Next, typically, the evidence obtained by police in their search of Strieff would have been inadmissible at trial by the application of the so-called Exclusionary Rule.
Simply stated, the Exclusionary Rule requires that evidence obtained illegally cannot be presented against a defendant in a criminal trial. This proscription should have applied in the Strieff case, but it was not.
In an article for the Mises Institute, Tate Fegley explained the reason the rule was not applied in this case:
The Court argues in Strieff that the exclusionary rule does not apply because Detective Fackrell’s illegal search was “an isolated instance of negligence” and not “part of any systemic or recurrent police misconduct.” If it were to apply, his misconduct would have to be “purposeful or flagrant” because the purpose of the exclusionary rule is to deter future police misconduct. Though this reasoning should be rejected (because misconduct is misconduct and ought to have consequences whether it was done in good faith or was flagrant), it is also completely false, as pointed out by Justice Sotomayor in her dissent. Detective Fackrell knew exactly what he was doing in checking Mr. Strieff’s ID (to find an arrest warrant so that he could search his person) and this is not an infrequent tactic of the Salt Lake City police, as acknowledged by the Utah Supreme Court.

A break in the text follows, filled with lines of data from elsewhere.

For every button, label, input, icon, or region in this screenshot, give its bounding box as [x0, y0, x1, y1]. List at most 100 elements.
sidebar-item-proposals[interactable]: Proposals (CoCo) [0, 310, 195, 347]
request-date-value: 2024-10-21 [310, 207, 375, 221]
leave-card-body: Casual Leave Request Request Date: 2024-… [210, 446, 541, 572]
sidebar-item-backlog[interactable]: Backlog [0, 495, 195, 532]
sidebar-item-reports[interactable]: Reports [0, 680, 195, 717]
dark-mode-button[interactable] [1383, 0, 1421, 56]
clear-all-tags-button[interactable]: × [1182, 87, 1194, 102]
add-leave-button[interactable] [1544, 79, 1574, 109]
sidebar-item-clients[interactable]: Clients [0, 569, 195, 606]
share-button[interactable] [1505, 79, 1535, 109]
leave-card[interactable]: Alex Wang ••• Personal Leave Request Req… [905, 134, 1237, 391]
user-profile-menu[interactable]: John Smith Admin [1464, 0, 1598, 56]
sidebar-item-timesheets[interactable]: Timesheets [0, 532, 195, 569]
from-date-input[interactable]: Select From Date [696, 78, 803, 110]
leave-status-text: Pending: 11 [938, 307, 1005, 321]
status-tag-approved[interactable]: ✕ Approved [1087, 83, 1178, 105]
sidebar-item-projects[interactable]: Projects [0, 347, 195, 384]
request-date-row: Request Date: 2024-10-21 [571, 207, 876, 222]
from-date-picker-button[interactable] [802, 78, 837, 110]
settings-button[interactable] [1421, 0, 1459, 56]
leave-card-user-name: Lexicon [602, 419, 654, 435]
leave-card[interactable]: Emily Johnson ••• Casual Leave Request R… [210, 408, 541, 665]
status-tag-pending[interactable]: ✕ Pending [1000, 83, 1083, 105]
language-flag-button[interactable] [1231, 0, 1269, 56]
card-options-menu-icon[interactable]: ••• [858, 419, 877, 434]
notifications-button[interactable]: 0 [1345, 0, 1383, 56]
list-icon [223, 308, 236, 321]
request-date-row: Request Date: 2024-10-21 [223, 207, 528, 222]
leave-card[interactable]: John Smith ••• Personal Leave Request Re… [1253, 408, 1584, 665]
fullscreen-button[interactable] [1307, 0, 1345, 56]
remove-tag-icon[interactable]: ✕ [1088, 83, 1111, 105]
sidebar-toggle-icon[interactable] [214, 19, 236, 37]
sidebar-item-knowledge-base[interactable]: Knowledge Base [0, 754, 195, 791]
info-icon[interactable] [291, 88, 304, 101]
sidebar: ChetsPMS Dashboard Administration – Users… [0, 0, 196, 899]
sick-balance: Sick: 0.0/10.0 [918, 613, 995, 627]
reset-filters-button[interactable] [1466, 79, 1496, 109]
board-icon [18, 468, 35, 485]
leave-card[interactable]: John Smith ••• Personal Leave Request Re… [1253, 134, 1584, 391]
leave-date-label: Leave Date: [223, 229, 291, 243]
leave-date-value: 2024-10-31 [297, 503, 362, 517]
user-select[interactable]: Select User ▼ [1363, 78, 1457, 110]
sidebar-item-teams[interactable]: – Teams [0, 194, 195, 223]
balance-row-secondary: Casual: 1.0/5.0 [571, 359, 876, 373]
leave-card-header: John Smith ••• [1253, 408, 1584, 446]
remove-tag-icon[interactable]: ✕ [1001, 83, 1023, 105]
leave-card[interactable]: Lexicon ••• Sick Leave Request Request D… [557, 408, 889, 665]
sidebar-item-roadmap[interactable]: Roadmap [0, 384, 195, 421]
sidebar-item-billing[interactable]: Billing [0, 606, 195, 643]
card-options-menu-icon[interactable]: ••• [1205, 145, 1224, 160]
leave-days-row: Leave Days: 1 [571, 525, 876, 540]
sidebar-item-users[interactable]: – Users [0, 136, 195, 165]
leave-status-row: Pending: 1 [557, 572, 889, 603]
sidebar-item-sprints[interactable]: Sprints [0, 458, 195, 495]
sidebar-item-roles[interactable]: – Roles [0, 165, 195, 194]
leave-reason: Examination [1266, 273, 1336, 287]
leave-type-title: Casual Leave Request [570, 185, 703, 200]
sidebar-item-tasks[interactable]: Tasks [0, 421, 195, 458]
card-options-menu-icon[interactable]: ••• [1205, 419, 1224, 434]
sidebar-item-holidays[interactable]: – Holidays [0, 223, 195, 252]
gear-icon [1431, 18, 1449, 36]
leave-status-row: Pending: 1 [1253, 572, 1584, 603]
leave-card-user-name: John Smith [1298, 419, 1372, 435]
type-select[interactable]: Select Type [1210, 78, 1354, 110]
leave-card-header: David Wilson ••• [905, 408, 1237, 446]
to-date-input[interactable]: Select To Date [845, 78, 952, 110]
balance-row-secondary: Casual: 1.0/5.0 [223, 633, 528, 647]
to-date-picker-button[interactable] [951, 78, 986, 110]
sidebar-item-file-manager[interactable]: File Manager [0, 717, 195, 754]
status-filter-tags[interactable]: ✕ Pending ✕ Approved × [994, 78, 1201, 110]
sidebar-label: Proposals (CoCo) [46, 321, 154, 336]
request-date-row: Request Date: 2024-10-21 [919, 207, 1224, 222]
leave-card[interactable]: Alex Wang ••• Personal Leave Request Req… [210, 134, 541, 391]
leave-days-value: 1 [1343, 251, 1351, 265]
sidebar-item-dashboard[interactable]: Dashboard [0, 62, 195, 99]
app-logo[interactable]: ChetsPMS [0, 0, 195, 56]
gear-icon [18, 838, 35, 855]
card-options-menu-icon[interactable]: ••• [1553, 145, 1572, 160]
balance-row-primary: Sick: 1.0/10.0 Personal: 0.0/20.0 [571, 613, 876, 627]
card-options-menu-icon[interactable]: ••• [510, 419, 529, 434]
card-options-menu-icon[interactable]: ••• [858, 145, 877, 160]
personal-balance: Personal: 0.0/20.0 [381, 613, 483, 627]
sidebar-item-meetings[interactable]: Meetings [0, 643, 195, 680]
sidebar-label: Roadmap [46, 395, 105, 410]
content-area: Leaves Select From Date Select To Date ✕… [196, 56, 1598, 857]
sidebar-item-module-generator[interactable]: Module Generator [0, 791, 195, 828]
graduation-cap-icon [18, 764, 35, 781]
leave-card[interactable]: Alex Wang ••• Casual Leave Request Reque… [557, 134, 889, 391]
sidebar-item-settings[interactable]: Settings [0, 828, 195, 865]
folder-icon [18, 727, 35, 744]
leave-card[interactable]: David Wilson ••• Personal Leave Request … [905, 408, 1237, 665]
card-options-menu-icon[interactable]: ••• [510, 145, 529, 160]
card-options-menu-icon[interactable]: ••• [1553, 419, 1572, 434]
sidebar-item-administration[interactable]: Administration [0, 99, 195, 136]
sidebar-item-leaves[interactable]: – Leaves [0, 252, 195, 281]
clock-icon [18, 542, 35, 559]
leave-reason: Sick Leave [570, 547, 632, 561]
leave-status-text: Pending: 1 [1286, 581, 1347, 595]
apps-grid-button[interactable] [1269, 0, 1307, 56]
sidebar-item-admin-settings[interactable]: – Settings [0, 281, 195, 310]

Perhaps the most important point to be taken from the case of the state of Utah v. Edward Strieff is that the U.S. Supreme Court openly admits that the defendant was denied his rights as protected by the Fourth Amendment.
In the court’s majority opinion, as delivered by Justice Clarence Thomas, “even when there is a Fourth Amendment violation, [the] exclusionary rule does not apply when the costs of exclusion outweigh its deterrent benefits.”
In plain English, Justice Thomas and his brethren on the Supreme Court have decided that rather than have the rights of the people be protected against government intrusion as intended by the Constitution, those rights can be denied when the black-robed oligarchs rule that one’s rights are less valuable than the evidence obtained by their violation.
The assumption by the Supreme Court of legislative powers (and other unconstitutional usurpations) is not new. For decades, the high court has benefited from its efforts to accumulate political power into its own hands. The problem, of course, is that these judges were never elected by the people who are the ultimate sovereigns, and thus they are not accountable for their actions, even when those actions abridge the fundamental liberties of the people themselves.
In 1973, noted economist of the Austrian school Murray Rothbard commented on the consolidation of power perpetrated by the Supreme Court and permitted by its sister branches of the federal government:
It is true that, in the United States, at least, we have a constitution that imposes strict limits on some powers of government. But, as we have discovered in the past century, no constitution can interpret or enforce itself; it must be interpreted by men. And if the ultimate power to interpret a constitution is given to the government’s own Supreme Court, then the inevitable tendency is for the Court to continue to place its imprimatur on ever-broader powers for its own government.
Thomas Jefferson had something to say on this subject, too. In 1804, he wrote that giving the Supreme Court power to declare unconstitutional acts of the legislature or executive “would make the judiciary a despotic branch.” He noted that “nothing in the Constitution” gives the Supreme Court that right.
Finally, in his 1887 book The Constitutional Law of the United States of America, renowned German-American constitutional scholar Hermann Von Holst wrote, regarding the “aristocracy of the robe,” “That our national government, in any branch of it, is beyond the reach of the people; or has any sort of ‘supremacy’ except a limited measure of power granted by the supreme people is an error.”
In light of the declaration by the Supreme Court that the rights of the people protected by the Fourth Amendment are enjoyed only according to its good will and pleasure, the rule of law seems, once again, to be a relic of our once republican past.